The procession will begin at 11:30 a.m. on October 23 at the Tsawout band office. From there, demonstrators will head to the intersection of Pat Bay Highway and Mt Newton X Road.
They plan to blockade the highway for about one hour, between 12 p.m. and 1 p.m. Central Saanich Police say they are aware of the demonstration and diversions will be in place for drivers as the highway will be closed from Island View Rd to Amity Dr.
TRAFFIC: There is a planned demonstration in support of the Mi'kmaq fishing rights at HWY 17 at Mt Newton X Rd from 12-1pm on Friday Oct 23. Diversions will be in place as HWY will be closed from Island View Rd to Amity Dr. Pls plan extra time for travel. #csaan #yyjtraffic ^ns
— cspoliceservice (@cspoliceservice) October 22, 2020
The demonstration has been organized to show support for Mi’kmaw lobster fishers in Nova Scotia who have been the target of commercial fishers for weeks.
Recently, according to APTN News, an angry mob of commercial fishers barricaded Mi’kmaw fishers in a lobster pound three hours west of Halifax. After police escorted to Mi’kmaw fishers out, the commercial fishers then stole their lobsters.
A few days later, the lobster pound in question was burned to the ground in a fire that has been deemed suspicious by police.
Tracy Underwood, Tsawout First Nation resident and one of the organizers of the demonstration on Friday, says she expects up to 70 to 80 people will show up.
“We support the Mi’kmaq treaty rights and livelihood because we are [on] Douglas Treaties here in W̱SÁNEĆ and our treaty has been in just as much turmoil as theirs,” said Underwood in an interview with Victoria Buzz.
“We understand closely what they’re going through so we support them.”
Underwood says Indigenous hunters, fishermen, and gatherers on Vancouver Island have long suffered similar restrictions to their livelihoods, on a quieter scale than what Mi’kmaw fishers are going through right now.
“Ever since I was a child, my dad practiced his rights to hunting, fishing and gathering and one [his livelihoods] was clams.

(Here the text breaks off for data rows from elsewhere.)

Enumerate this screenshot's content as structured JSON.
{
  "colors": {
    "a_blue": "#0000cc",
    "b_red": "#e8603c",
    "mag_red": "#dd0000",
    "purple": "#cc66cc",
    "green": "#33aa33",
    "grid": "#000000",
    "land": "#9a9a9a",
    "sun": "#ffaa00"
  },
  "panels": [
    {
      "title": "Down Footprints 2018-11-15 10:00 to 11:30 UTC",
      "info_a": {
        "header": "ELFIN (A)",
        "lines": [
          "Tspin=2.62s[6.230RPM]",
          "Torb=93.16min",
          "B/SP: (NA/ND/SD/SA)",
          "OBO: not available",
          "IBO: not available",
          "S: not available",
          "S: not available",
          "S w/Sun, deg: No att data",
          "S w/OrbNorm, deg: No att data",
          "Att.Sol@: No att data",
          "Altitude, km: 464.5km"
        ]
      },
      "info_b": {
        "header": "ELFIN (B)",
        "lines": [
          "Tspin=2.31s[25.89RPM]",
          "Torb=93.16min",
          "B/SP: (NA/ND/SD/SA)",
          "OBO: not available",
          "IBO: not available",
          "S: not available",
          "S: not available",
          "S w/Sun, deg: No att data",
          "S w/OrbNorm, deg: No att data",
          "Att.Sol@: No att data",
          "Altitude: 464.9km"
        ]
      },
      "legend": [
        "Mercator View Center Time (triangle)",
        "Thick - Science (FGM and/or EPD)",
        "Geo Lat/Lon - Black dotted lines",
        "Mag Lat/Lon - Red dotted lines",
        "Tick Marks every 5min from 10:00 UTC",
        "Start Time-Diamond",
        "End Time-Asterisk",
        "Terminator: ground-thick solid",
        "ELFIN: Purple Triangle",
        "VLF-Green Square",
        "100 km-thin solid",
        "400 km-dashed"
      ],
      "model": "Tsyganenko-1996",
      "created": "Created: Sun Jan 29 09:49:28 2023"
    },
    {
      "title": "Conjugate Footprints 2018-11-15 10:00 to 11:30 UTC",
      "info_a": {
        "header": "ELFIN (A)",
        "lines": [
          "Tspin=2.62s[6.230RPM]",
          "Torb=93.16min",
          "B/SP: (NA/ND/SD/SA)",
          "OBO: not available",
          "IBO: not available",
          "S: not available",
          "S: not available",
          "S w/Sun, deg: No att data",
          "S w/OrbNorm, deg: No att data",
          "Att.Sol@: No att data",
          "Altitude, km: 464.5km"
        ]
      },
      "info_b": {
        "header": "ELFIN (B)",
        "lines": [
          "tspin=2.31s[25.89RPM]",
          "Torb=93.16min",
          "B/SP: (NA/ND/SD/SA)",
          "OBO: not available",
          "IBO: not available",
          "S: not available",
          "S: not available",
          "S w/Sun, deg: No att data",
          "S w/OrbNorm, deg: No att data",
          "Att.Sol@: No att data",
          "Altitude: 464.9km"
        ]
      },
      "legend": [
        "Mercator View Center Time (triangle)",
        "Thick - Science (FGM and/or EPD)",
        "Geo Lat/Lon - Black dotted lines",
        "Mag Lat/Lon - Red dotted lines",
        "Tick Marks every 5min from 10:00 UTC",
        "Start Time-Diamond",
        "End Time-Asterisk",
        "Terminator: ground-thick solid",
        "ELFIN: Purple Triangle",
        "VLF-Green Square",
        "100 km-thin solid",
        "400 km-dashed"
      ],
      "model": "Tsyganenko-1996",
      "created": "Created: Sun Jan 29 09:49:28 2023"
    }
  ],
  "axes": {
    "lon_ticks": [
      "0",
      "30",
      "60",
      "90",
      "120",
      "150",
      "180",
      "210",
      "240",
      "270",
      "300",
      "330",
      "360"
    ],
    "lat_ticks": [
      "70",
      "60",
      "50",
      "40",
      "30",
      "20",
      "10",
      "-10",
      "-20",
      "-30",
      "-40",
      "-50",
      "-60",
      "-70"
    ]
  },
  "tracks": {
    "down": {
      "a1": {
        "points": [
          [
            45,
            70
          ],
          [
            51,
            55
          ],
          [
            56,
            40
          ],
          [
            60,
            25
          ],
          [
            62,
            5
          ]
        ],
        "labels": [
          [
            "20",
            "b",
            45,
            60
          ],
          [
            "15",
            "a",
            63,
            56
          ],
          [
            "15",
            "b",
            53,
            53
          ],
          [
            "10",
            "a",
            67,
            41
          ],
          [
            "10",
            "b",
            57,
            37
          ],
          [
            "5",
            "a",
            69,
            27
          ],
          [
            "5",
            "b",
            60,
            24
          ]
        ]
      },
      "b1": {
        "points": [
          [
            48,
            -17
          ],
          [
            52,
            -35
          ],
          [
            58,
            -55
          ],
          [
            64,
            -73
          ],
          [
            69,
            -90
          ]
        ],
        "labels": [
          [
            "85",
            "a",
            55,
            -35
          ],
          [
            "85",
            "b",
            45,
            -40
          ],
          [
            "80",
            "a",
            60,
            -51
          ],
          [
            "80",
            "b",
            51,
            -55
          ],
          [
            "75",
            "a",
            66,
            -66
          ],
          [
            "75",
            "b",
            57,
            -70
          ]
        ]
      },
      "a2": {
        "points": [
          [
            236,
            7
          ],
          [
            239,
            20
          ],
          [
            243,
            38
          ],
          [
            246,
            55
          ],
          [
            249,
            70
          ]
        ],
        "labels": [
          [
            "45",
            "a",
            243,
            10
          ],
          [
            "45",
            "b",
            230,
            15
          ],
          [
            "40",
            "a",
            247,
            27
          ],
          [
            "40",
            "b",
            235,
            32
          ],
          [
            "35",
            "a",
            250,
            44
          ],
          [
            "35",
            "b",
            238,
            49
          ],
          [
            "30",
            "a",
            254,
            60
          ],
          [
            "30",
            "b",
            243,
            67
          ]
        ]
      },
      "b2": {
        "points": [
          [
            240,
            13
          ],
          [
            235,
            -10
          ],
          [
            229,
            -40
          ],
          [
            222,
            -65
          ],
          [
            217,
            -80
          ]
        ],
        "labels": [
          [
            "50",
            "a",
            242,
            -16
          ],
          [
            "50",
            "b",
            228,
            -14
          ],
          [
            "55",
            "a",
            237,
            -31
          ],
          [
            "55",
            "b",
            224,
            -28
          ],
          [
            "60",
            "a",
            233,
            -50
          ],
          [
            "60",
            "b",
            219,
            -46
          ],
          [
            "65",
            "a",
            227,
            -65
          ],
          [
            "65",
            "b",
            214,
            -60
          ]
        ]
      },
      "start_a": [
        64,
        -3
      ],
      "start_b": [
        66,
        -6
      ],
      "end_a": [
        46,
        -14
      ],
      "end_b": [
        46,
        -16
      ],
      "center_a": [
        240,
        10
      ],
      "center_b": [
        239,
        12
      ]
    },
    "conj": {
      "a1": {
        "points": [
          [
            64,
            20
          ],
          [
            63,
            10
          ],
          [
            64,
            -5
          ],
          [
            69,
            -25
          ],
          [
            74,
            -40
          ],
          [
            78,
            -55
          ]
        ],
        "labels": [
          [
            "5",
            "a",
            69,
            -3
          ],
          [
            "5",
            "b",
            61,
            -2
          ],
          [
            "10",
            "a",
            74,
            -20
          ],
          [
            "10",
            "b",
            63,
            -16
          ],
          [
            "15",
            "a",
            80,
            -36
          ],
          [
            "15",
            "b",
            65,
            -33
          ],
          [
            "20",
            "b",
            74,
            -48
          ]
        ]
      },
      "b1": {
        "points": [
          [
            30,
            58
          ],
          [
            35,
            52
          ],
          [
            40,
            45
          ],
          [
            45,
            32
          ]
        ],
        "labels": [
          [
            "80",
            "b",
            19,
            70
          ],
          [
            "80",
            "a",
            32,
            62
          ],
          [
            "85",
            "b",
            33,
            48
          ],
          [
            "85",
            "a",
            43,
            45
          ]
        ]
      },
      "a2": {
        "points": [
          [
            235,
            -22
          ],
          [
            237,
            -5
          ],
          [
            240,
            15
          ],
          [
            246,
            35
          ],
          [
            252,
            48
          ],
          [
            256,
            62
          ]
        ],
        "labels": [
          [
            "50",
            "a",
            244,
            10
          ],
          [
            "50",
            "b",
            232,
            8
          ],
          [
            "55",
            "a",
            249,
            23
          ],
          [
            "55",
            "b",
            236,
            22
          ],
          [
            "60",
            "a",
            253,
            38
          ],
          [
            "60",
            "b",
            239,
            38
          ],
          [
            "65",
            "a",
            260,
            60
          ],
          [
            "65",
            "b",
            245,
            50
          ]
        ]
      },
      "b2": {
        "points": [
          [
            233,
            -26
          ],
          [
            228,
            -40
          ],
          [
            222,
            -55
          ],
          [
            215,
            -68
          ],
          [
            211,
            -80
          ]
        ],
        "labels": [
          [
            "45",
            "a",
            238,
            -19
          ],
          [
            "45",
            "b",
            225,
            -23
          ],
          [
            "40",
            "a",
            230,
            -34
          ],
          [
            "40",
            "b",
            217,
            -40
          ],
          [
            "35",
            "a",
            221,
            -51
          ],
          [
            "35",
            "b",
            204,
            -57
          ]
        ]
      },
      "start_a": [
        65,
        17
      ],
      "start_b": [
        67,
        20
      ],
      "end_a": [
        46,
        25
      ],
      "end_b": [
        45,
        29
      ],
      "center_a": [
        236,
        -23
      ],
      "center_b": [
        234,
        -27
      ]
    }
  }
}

And he had many encounters with Department of Fisheries and Oceans (DFO) officers who would even lie to infringe on our rights,” said Underwood.
She said the authorities would go to lengths of closing the beach at irregular times, “look down on our people”, and take away her father’s clams and dump them (“it was just a big waste”).
“I know many of our hunter-gatherers can tell stories for a long time about how our rights were infringed and stopped and not totally understood,” she said.
Underwood herself is a PhD student at the University of Victoria who conducts presentations for various organizations to help settlers better understand W̱SÁNEĆ First Nations treaty rights, their languages, customs, and relationships with other First Nations.
She has recently been invited to present her insights, perspectives, and experiences to Vancouver Island RCMP detachments.
Underwood was also involved in a demonstration at the same Pat Bay Highway/Mount Newton X Road intersection earlier this year, in solidarity with Wet’suwet’en hereditary chiefs who opposed the construction of the Coastal GasLink pipeline in northern B.C.
“Our treaty rights are so important and it is so important for our children to see that we need to fight for our rights.”